Hyperinflation: comparing update sizes from Mojave to Big Sur

I’m all for timely updates to macOS, but if you’re keeping a Big Sur system up-to-date you’ll know what I mean when I say you can have too much of a good thing. If you’re back on Catalina or earlier, the reason that your friends using Big Sur go quiet for one day every couple of weeks is that they’re updating.

This has been particularly severe over the last six weeks: we got Big Sur 11.2 on 1 February, 11.2.1 on 9 February, 11.2.2 on 25 February, 11.2.3 on 9 March, and later this month we’re likely to get 11.3. It’s not just the frequency that has us whingeing either: particularly if you’ve got an M1 Mac, these are big updates, ranging in size from 3.1 to 4.2 GB.

Subjectively, we think Big Sur is proving far heavier on updates. Here are some figures to provide objective evidence to your feelings. First, let me briefly review the update history of each of the last three versions of macOS.

macOS Mojave

This started well, with just one Supplemental Update (SU) added prior to 10.14.6, but ended rather messily, with no less than three SUs to its last version, 10.14.6. Smallest updates were a little less than 1 GB, and the largest only 3 GB. Total updates released after 10.14 amounted to 21.53 GB in 10 updates.

macOS Catalina

Catalina had many more SUs, and exceptionally ran to 10.15.7, and even that had an SU. Its smallest update, after an SU for the initial release, was 1.2 GB, and the largest was 4.5 GB for 10.15.1. Total updates released after 10.15 amounted to 32.17 GB in 12 updates.

macOS Big Sur

With its change in version numbering system, macOS 11 has hopefully replaced the Supplemental Update with patch releases like 11.2.2. Although we haven’t yet reached 11.3, there have already been 6 updates to the initial 11.0 release, and there are marked differences between Intel and M1 Macs.
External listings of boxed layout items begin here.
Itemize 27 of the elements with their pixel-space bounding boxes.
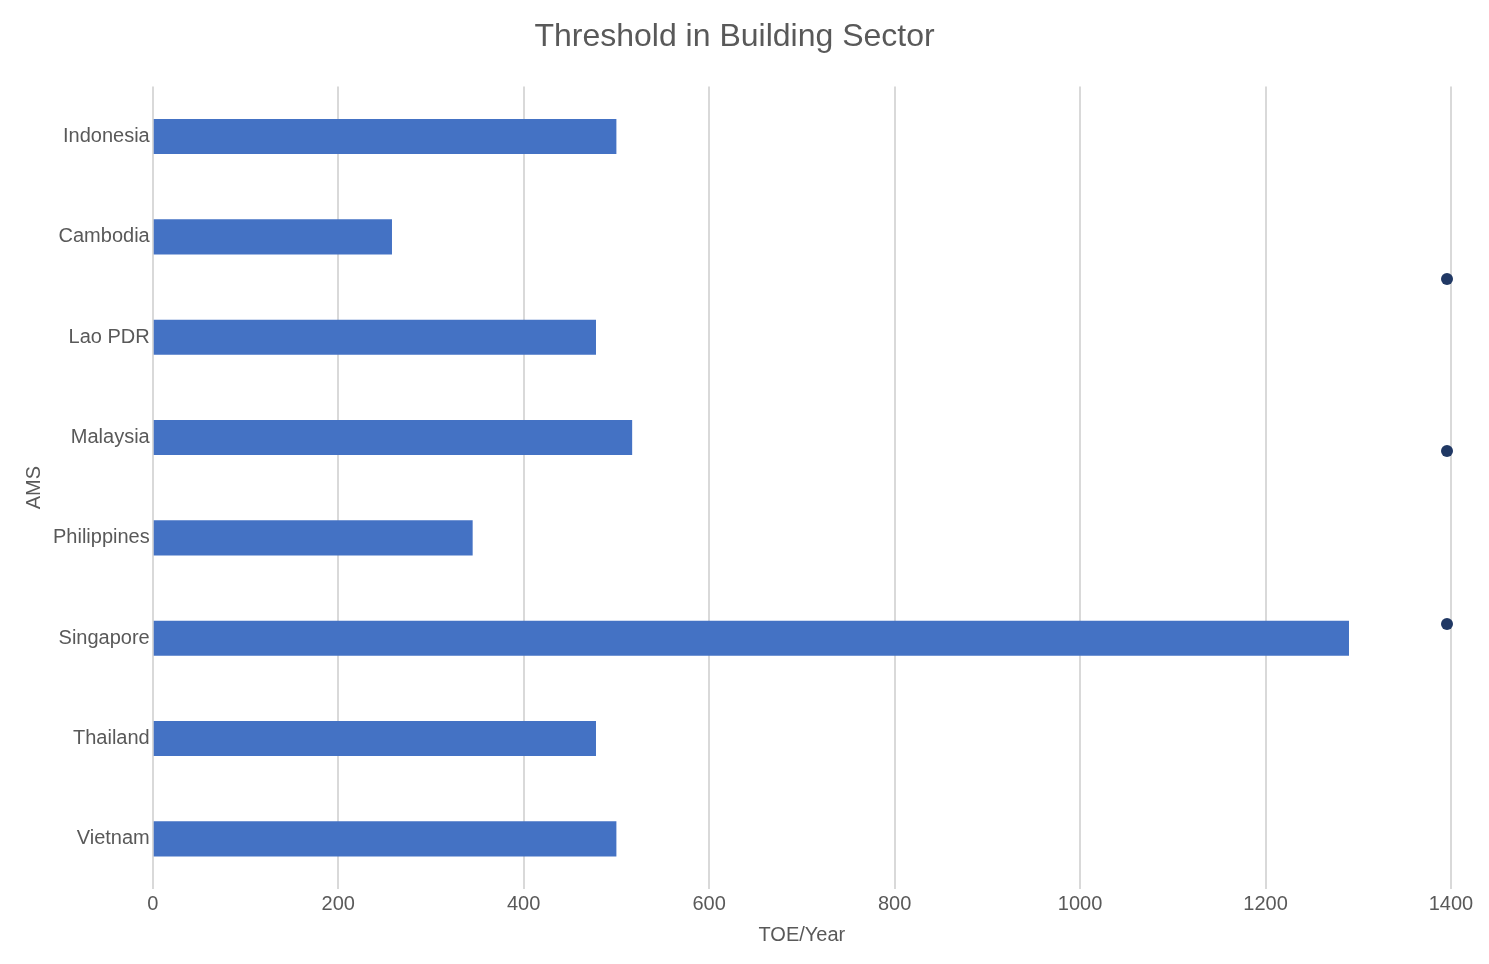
bar (153, 520, 473, 556)
bar (153, 319, 596, 355)
x-tick-label: 200 (321, 891, 355, 914)
bar (153, 620, 1349, 656)
bar (153, 219, 392, 255)
x-tick-label: 1000 (1057, 891, 1103, 914)
y-axis-title: AMS (21, 466, 44, 510)
x-tick-label: 400 (506, 891, 541, 914)
y-tick-label: Singapore (58, 625, 150, 648)
x-axis-title: TOE/Year (758, 922, 846, 945)
y-tick-label: Thailand (73, 726, 150, 749)
bar (153, 419, 633, 456)
y-tick-label: Lao PDR (68, 324, 150, 347)
x-tick-label: 1200 (1243, 891, 1288, 914)
bar (153, 119, 617, 155)
y-tick-label: Indonesia (62, 124, 151, 147)
x-tick-label: 600 (692, 891, 726, 914)
y-tick-label: Cambodia (58, 224, 151, 247)
x-tick-label: 0 (147, 891, 159, 914)
y-tick-label: Philippines (52, 525, 150, 548)
y-tick-label: Malaysia (70, 425, 151, 448)
x-tick-label: 1400 (1428, 891, 1474, 914)
bar (153, 720, 596, 757)
y-tick-label: Vietnam (76, 826, 150, 849)
chart-title: Threshold in Building Sector (534, 17, 935, 54)
bar (153, 821, 617, 857)
x-tick-label: 800 (877, 891, 912, 914)
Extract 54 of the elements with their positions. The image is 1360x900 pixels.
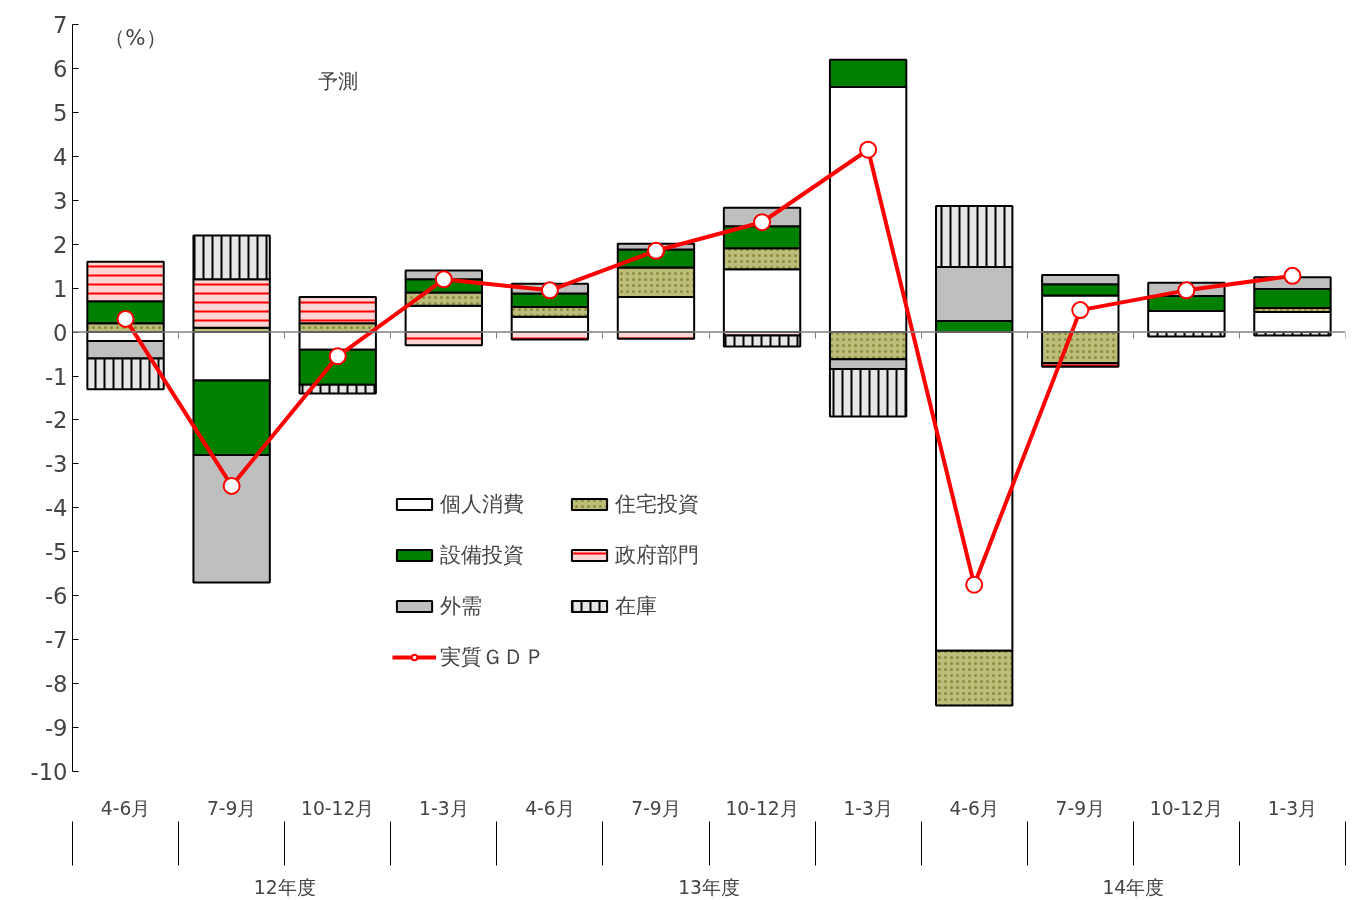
y-tick-label: -3 bbox=[44, 451, 68, 478]
annotation: 予測 bbox=[317, 68, 358, 93]
legend-label: 在庫 bbox=[615, 592, 657, 620]
point bbox=[859, 140, 878, 159]
legend-label: 住宅投資 bbox=[615, 490, 699, 518]
y-axis-title: （%） bbox=[104, 24, 167, 50]
y-tick-label: -9 bbox=[44, 715, 68, 742]
legend-label: 実質ＧＤＰ bbox=[440, 643, 545, 671]
point bbox=[1283, 266, 1302, 285]
legend-label: 政府部門 bbox=[615, 541, 699, 569]
x-tick-label: 10-12月 bbox=[301, 797, 375, 819]
legend-label: 設備投資 bbox=[440, 541, 524, 569]
x-tick-label: 4-6月 bbox=[949, 797, 999, 819]
y-tick-label: 0 bbox=[53, 319, 68, 346]
x-tick-label: 4-6月 bbox=[100, 797, 151, 819]
point bbox=[116, 309, 135, 328]
x-tick-label: 7-9月 bbox=[1055, 797, 1106, 819]
point bbox=[222, 476, 241, 495]
legend-label: 外需 bbox=[440, 592, 482, 620]
y-tick-label: -10 bbox=[30, 759, 68, 785]
y-tick-label: 5 bbox=[53, 99, 68, 126]
point bbox=[753, 213, 772, 232]
x-tick-label: 1-3月 bbox=[1267, 797, 1318, 819]
y-tick-label: 3 bbox=[53, 187, 68, 214]
point bbox=[965, 575, 984, 594]
point bbox=[540, 281, 559, 300]
x-tick-label: 1-3月 bbox=[419, 797, 469, 819]
y-tick-label: 1 bbox=[53, 275, 68, 302]
y-tick-label: -2 bbox=[44, 407, 68, 434]
y-tick-label: -5 bbox=[44, 539, 68, 566]
x-tick-label: 10-12月 bbox=[725, 797, 799, 819]
point bbox=[1177, 281, 1196, 300]
y-tick-label: 7 bbox=[53, 12, 68, 38]
x-tick-label: 4-6月 bbox=[525, 797, 575, 819]
text: 12年度 bbox=[253, 876, 316, 898]
point bbox=[328, 347, 347, 366]
y-tick-label: -7 bbox=[44, 627, 68, 654]
y-tick-label: -6 bbox=[44, 583, 68, 610]
point bbox=[1071, 301, 1090, 320]
text: 13年度 bbox=[678, 876, 740, 898]
y-tick-label: 6 bbox=[53, 55, 68, 82]
y-tick-label: -8 bbox=[44, 671, 68, 698]
y-tick-label: -1 bbox=[44, 363, 68, 390]
legend-label: 個人消費 bbox=[440, 490, 524, 518]
point bbox=[434, 270, 453, 289]
x-tick-label: 7-9月 bbox=[206, 797, 257, 819]
x-tick-label: 7-9月 bbox=[631, 797, 681, 819]
y-tick-label: -4 bbox=[44, 495, 68, 522]
x-tick-label: 1-3月 bbox=[843, 797, 893, 819]
y-tick-label: 2 bbox=[53, 231, 68, 258]
point bbox=[646, 241, 665, 260]
x-tick-label: 10-12月 bbox=[1149, 797, 1223, 819]
text: 14年度 bbox=[1102, 876, 1165, 898]
y-tick-label: 4 bbox=[53, 143, 68, 170]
The initial release for Intel Macs was 11.0.1, which was an update for early M1 models, which came with 11.0 pre-installed, and required immediate updating to 11.0.1. Sizes of updates are also different: for Intel Macs these have ranged from 2.3-3.27 GB, for M1s 3.1-4.2 GB. Total update size delivered so far has been 13.86 GB in 5 updates for Intel Macs, and 22.27 GB in 6 updates for M1 models.

Cumulative sizes

The clearest picture is seen in a graph of cumulative update size against minor version number, below. For this, the total size of updates for each minor release is the sum of all patches/SUs before the next minor release. Thus, the size of Catalina 10.15.4 is 3.42 GB (10.15.4 update) plus that of 10.15.4 SU (1.38 GB).


The lines shown are fitted using least-squares linear regression, and fit the cumulative totals surprisingly well. According to their equations:

  • Mojave’s minor versions required a total of 3.5 GB of update per version.
  • Catalina’s required 4.6 GB per version, and extended to 7 rather than 6 minor versions.
  • On Intel Macs, Big Sur’s updates have already required 10.6 GB per version.
  • On M1 Macs, Big Sur has required 14.1 GB per version, and the cumulative total up to 11.2 has already exceeded that for the whole of Mojave.


If Apple were to issue no further patches to Big Sur, only minor updates terminating at 11.6, the minimum total update size for the whole cycle would be 23 GB for Intel models, and 35 GB for M1s. However, at the present rates of growth Big Sur would be expected to require a total of 56 GB for Intel and 78 GB for M1 models.

If you think those sound grim, consider Apple’s requirements: for every million M1 users, Apple’s software update servers would have to deliver 78 million GB, that’s 78 petabytes. That’s a small proportion of global ‘fixed’ internet traffic, which is around 180,000 petabytes per month, but it’s a terrifying amount for individual users.

Didn’t Apple promise that updating Big Sur was going to be faster and easier? It ain’t from where I’m sitting.